Ross had washed ashore in an uninhabited place, but within a day’s walk he found himself in Mimsbury-in-the-Marsh, “a small wick and human village in Northern Anaxas, near Fen Kiernan.” The Fen is described as “a forbidding swamp that blurs the border between Anaxas and Mugroba, often a land of contention and illegal border crossing…The swamp is considered impassable – too deep to wade, too muddy to boat and too tangled to navigate through except by the most intrepid of explorers” – or the most desperate of landbound smugglers, namely, Ross Thompson. Without other recourse, he hired himself out as a common laborer, finding what work he could around the village, turning his hand to whatever was offered. Barely able to keep life in his bones this way, he turned to exploring that dismal, forbidden swamp, with a view towards turning it to his own needs, should he get the chance to obtain a boat. It would not be just any ordinary boat, but a pirogue of sorts, with a flat bottom, an extremely shallow draft and capable of being manned with no other crew than himself. To Ross’s mind, the swamp was a gateway to riches, with all the goods, and even human chattel, that might be ferried between Anaxas and Mugroba, through its impenetrable depths – for one who could discover the byways and secret routes by which to travel.
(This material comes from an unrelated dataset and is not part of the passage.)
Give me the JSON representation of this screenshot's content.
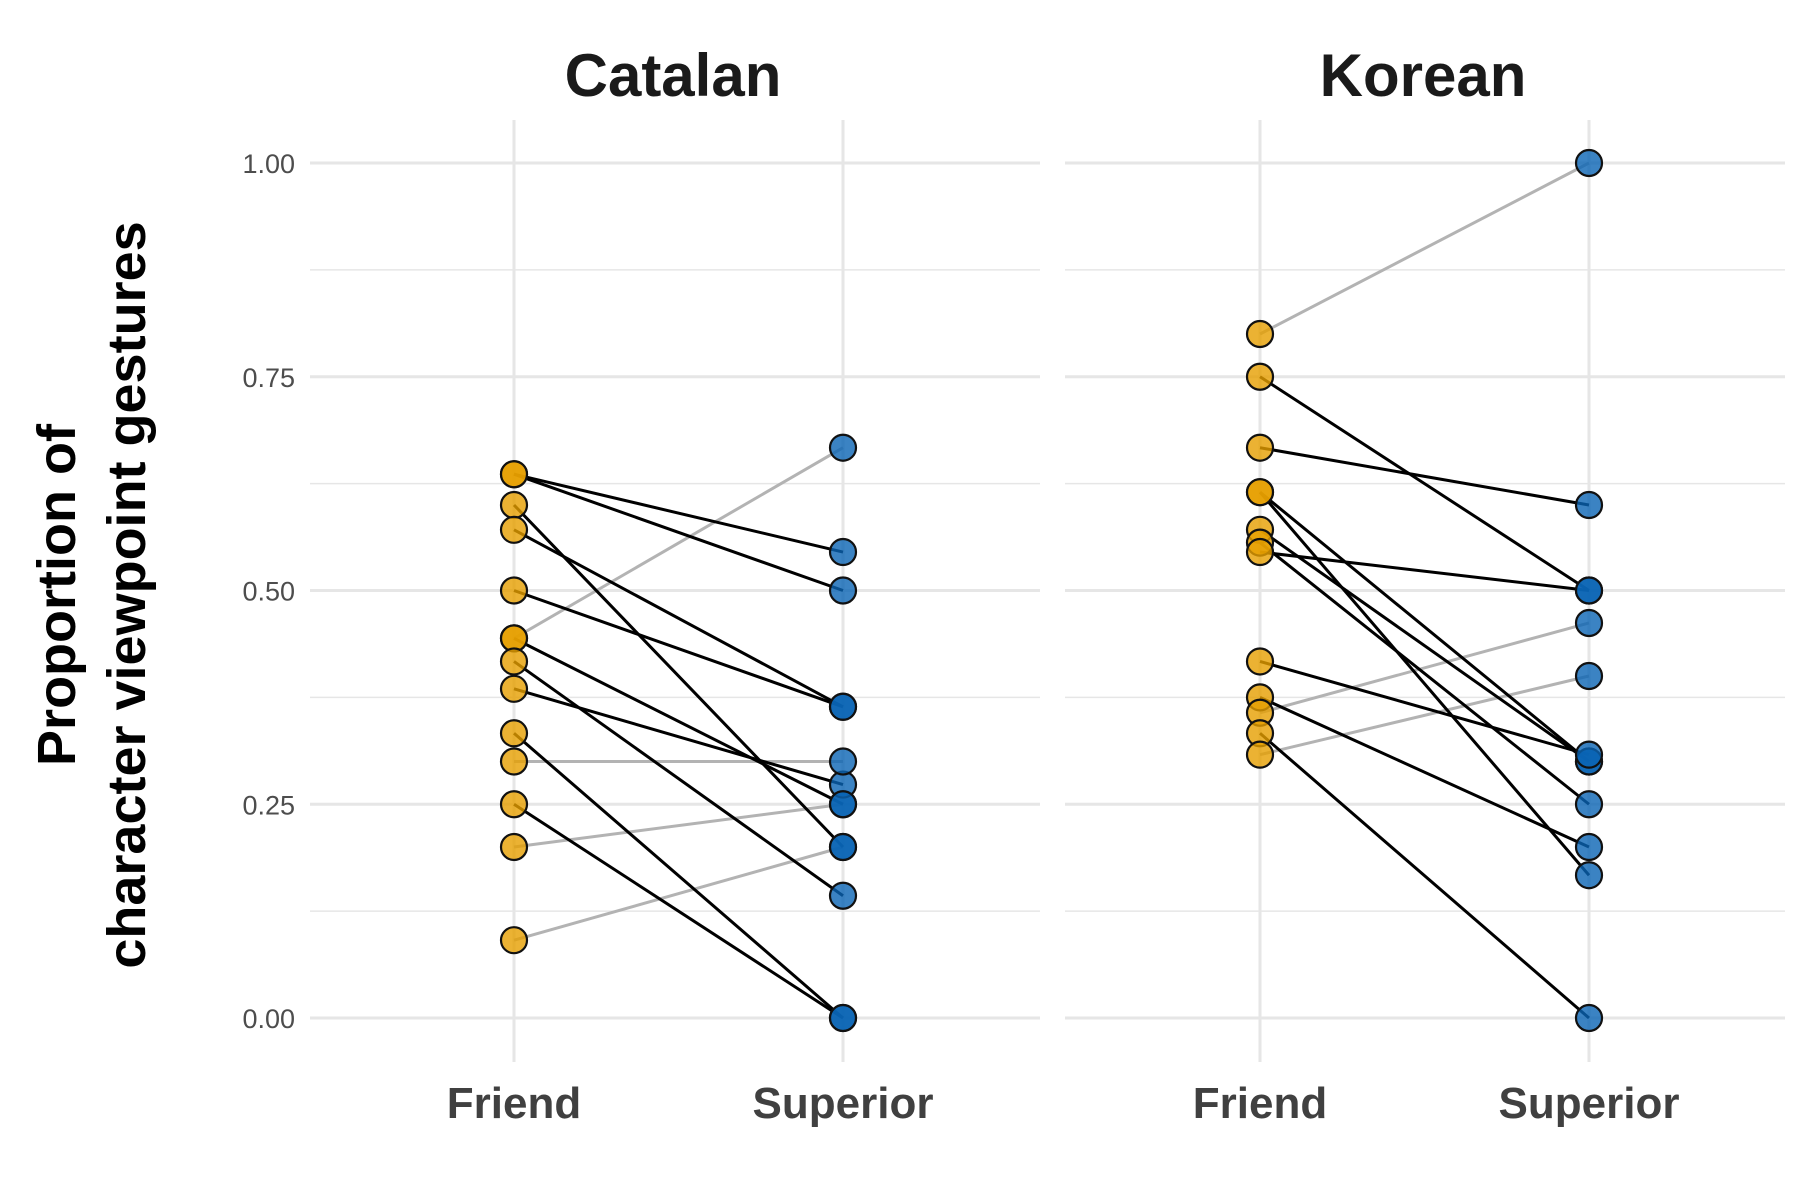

He spent several years slipping away into the swamp between temporary jobs, returning with whatever he could find that the villagers might be willing to barter or pay for, while at the same time searching for those elusive watery paths through the seemingly unnavigable Fen . He eventually scraped enough together to purchase a kint and a horse to pull it. At least that’s the story he let people believe. There was really no need to look too closely at the truth, or dwell on the solitary wick tinker who went missing before ever he made it to the village. Now with the means to establish himself with a façade of legitimacy, Ross set himself up as a jobbing carter, taking on deliveries from Mimsbury to Plugit, or Elmonton, or even Old Rose, and back and forth between them all, Of course, he was not averse to taking on the odd transportation of contraband, and many of his talents stood him in good stead to do so successfully and without being caught. But he was always careful to make sure he did nothing that would bring him to the attention of Hawke and his followers. Ross remained a very, very small time operator when it came to criminal activity and those who made their living by it.

For some time now, he has lived on the road, sleeping under his wagon, slowly building up some capital, planning for the day when he can once again have a watercraft, and turn his hand full time to smuggling.

*text in italics is taken from the ThornsWiki


Aptitude Skills

Mental
Average
Physical
Average
Social
Excellent

Focus Skills

Combat

Knife(Proficient)
Garrote(Beginner)

Linguistics

Estuan (fluent)
Tek (beginner)
Mugrobi (beginner)

Magic

None

Professional

Smuggler (proficient)


Career and Income

Occupation

Ross is a smuggler, although currently without a boat. He has obtained a wagon and horse and so hires himself out to transport deliveries, which often include illegal or untaxed contraband .

Income: Wealth Level

Ross is POOR because life is hard when you're a human!


Housing and Inventory

Housing: Type

Ross lives in and out of his wagon/kint

Inventory


Kint/harness/horse
several changes of old, worn shirts and 2 pairs trousers. A patched jacket. Old boots. An old overcoat and hat.
Blankets
A pot, a frying pan, a cup, a dish, a spoon, a fork
An old knife one of his uncles gave him long ago, useful for gutting a fish, or a man
A home-made garrote of thin wire with wooden handles




Goals

Long term: become fabulously wealthy and retire to a comfortable living in the Muluku Islands (but not Isla Yambe!!)
Short term: somehow obtain a boat so he can get back to smuggling for real!